Przez chwilę siedzieli w milczeniu, przerywanym tylko wydmuchiwaniem nosa. Hoseok patrzył na zaczerwienione oczy drugiego chłopaka i nie mógł zrozumieć, dlaczego nawet w takim stanie wyglądał olśniewająco.

- Dzięki - wychrypiał Yoongi, wyciągając chusteczki w stronę właściciela.

- Zatrzymaj je, bardziej ci się przydadzą.

Yoongi znowu umilkł i bezmyślnie wpatrywał się w swoje czarne vansy. Hobi nie wiedział, co jeszcze mógłby powiedzieć, ale wiedział, że niedługo zamykają szkołę, bo wszyscy skończyli już lekcje. Podniósł się z podłogi i otrzepał kolana, a Yoongi uniósł głowę i spojrzał na niego z przestrachem. Nie mógł go tu zostawić. Oczywiście, że nie mógł.

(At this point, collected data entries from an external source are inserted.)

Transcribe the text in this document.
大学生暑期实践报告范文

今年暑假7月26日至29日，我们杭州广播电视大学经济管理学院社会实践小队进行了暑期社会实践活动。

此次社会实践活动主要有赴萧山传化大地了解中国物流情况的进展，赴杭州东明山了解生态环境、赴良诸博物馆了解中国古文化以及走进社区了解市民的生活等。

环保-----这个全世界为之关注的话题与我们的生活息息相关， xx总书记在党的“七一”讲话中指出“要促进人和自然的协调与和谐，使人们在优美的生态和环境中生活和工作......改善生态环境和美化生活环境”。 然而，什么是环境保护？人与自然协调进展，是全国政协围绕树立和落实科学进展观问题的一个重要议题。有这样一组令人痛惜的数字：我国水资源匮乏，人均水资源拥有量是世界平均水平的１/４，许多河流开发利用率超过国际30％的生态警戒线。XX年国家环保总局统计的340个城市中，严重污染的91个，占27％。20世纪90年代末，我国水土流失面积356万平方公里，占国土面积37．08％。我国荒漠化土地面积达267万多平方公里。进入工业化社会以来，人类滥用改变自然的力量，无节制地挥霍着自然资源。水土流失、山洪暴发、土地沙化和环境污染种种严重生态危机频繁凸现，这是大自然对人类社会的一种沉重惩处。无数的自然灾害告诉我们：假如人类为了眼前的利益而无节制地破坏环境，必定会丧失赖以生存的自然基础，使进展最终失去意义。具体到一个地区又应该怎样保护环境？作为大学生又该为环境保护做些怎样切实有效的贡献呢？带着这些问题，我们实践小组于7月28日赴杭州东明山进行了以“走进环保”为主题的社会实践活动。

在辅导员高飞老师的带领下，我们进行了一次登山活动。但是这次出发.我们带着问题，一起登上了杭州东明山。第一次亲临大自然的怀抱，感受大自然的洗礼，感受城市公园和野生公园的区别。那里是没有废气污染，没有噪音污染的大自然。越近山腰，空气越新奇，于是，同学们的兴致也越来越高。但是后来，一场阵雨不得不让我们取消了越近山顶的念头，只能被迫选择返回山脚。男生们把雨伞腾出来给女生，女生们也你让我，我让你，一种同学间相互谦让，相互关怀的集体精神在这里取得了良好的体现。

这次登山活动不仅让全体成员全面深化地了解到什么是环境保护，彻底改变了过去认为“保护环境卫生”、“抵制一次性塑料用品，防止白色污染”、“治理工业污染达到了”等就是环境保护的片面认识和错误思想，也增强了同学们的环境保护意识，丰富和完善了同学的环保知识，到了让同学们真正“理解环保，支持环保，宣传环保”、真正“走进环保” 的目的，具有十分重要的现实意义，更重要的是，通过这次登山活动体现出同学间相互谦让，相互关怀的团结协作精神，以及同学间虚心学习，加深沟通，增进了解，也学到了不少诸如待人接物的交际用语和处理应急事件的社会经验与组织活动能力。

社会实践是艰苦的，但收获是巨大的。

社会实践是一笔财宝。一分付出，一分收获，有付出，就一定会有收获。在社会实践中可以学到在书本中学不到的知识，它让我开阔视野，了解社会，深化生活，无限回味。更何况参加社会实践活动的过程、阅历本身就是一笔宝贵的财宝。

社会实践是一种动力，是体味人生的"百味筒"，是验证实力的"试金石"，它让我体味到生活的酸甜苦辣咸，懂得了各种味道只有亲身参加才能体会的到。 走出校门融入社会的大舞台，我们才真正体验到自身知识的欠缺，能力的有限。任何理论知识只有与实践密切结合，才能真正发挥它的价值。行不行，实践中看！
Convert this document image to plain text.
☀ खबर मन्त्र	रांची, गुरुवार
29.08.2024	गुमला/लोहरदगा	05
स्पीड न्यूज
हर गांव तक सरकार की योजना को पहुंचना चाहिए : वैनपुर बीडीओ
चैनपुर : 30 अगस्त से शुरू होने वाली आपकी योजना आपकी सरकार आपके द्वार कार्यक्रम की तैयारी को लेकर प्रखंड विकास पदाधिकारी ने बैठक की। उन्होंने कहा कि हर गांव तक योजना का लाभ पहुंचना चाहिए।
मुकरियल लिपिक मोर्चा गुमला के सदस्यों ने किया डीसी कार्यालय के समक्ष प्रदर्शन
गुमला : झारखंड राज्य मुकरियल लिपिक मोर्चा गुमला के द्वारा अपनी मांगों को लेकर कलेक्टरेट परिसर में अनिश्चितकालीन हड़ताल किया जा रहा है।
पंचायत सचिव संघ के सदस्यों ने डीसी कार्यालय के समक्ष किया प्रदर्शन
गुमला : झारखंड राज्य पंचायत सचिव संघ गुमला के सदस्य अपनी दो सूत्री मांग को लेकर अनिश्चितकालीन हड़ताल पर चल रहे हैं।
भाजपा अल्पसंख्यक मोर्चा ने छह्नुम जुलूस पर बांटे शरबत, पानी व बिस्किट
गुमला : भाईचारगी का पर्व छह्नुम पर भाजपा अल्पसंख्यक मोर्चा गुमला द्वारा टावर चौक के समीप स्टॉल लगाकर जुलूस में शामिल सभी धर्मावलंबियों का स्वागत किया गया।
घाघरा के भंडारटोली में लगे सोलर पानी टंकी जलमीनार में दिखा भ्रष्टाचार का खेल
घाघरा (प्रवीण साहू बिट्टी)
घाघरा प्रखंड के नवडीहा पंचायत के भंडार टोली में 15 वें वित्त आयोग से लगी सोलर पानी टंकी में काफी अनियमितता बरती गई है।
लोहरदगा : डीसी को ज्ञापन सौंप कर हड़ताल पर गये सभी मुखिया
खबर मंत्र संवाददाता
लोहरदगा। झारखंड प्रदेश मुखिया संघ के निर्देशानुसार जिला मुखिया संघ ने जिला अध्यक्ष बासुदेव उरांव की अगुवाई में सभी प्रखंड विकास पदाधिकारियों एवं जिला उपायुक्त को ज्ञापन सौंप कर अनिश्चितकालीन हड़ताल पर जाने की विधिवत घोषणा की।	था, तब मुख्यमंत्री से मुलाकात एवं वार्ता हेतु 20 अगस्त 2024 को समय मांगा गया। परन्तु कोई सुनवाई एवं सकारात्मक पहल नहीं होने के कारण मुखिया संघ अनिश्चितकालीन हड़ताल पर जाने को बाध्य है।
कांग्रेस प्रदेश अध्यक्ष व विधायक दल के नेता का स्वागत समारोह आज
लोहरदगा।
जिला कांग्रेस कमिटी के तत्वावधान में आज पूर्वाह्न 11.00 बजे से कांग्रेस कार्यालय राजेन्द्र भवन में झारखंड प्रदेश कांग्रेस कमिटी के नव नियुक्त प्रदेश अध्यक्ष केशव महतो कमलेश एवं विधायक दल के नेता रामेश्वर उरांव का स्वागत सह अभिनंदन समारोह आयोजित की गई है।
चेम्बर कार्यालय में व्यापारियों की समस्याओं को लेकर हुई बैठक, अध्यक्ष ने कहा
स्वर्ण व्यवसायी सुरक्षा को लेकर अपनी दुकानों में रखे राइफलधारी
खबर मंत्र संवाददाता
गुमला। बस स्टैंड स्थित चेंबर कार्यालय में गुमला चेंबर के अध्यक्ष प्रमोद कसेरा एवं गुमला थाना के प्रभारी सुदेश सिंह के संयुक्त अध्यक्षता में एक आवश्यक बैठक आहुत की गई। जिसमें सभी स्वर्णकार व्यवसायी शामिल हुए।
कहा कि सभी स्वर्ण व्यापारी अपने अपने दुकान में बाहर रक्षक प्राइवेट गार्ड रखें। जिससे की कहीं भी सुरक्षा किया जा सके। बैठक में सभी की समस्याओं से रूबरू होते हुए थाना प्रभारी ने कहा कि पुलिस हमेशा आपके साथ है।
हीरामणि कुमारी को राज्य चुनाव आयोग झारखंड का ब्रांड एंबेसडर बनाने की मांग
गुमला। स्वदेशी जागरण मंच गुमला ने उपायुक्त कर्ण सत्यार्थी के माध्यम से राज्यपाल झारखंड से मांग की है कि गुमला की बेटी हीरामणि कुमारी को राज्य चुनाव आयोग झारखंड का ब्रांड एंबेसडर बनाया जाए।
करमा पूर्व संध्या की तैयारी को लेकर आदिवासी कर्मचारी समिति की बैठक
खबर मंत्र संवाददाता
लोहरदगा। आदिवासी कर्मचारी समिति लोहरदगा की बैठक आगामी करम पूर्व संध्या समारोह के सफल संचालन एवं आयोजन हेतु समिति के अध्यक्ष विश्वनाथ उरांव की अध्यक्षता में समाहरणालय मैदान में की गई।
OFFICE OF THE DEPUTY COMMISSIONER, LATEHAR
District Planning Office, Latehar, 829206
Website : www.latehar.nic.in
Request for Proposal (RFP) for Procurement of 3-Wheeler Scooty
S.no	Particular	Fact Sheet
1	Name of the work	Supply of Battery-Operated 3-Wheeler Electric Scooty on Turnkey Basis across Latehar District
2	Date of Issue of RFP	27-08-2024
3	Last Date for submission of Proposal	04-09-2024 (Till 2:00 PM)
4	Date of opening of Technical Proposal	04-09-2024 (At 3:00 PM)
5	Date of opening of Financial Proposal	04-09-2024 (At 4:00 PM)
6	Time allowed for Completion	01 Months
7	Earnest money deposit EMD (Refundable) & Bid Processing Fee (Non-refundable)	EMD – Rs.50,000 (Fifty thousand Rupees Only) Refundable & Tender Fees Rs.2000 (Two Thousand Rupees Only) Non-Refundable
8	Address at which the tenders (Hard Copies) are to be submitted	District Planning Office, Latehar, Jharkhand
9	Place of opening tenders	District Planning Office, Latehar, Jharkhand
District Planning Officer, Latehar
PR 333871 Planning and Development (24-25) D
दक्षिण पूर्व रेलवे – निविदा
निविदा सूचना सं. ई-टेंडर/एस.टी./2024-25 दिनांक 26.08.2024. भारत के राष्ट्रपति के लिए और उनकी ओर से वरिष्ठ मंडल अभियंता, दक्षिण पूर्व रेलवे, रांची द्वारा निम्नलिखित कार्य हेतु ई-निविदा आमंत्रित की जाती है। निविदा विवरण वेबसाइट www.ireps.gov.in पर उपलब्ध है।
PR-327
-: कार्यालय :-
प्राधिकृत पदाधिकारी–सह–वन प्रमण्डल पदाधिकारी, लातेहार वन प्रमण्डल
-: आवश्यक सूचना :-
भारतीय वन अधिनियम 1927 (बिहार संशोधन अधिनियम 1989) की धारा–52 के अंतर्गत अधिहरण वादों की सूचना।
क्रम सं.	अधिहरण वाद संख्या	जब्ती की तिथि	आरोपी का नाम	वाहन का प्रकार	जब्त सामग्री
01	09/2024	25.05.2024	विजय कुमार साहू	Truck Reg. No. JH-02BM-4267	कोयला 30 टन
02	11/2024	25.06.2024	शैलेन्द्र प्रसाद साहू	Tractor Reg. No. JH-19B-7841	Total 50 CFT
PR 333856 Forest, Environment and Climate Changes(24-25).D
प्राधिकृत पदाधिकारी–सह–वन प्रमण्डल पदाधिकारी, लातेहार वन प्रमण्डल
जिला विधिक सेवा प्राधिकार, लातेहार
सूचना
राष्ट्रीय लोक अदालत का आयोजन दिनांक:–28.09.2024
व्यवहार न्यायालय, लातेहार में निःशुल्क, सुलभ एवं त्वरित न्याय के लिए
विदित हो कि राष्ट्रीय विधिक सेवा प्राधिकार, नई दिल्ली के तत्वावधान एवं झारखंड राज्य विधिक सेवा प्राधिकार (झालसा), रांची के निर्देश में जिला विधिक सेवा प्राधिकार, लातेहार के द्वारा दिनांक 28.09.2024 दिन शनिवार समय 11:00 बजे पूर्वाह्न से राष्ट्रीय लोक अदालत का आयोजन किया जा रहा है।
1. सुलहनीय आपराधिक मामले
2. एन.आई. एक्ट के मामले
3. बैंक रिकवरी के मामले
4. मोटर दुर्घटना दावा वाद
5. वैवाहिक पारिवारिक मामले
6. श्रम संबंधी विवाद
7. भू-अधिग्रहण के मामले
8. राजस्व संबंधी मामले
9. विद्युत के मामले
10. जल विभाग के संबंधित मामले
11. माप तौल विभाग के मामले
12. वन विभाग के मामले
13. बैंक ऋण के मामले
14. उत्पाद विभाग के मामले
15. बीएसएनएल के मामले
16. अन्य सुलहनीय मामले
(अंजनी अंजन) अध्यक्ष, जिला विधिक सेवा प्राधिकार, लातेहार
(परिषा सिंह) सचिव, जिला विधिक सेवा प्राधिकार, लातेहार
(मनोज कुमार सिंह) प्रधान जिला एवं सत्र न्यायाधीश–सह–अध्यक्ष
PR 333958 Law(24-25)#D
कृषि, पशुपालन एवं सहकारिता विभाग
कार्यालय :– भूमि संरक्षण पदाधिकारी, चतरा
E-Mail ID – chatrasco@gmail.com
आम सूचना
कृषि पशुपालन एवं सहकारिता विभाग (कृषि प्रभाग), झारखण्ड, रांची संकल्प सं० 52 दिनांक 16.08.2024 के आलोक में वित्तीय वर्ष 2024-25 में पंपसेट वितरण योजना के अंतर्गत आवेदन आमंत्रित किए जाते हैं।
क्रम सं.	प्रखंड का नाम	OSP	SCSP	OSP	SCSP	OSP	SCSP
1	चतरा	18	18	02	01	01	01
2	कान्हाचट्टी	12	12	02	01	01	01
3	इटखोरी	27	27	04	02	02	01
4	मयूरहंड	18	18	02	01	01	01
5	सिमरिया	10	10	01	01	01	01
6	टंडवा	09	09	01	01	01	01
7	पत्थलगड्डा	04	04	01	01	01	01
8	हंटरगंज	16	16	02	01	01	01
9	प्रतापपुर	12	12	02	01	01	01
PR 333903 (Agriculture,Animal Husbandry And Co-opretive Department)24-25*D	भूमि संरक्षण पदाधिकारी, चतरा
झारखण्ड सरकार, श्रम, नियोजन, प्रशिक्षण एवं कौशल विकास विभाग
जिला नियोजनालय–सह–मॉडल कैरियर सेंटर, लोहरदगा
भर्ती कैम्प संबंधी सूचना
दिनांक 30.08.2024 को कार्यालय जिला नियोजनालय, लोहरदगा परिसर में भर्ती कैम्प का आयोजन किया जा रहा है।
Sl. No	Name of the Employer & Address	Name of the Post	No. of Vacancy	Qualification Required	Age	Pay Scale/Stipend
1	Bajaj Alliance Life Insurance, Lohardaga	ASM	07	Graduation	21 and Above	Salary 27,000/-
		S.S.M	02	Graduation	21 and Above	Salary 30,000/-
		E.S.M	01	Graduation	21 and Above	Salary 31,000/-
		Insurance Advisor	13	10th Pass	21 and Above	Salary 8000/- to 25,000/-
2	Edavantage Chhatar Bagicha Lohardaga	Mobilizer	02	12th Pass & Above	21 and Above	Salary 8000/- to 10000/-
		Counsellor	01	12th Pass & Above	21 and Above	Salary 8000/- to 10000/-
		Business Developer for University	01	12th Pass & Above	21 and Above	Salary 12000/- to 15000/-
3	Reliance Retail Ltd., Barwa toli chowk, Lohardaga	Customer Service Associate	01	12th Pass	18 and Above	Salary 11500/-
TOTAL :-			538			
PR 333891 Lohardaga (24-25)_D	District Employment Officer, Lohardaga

- Jeśli nie zamierzamy tu nocować, powinniśmy się zbierać - wyjaśnił Hobi, wyciągając rękę. Yoongi niepewnie ją ujął i dał się podnieść na nogi.

Hoseok wypuścił jego dłoń, chociaż nie miał na to najmniejszej ochoty. Prawdopodobnie i tak był zbyt irytujący, żeby cokolwiek mogło uratować jego sytuację.

W ciszy opuścili budynek. Yoongi zatrzymał się przed szkolną bramą i bez słowa patrzył na Hoseoka. Z opadniętymi ramionami wydawał się jeszcze drobniejszy niż zwykle. Hobi uznał, że nie ma nic do stracenia.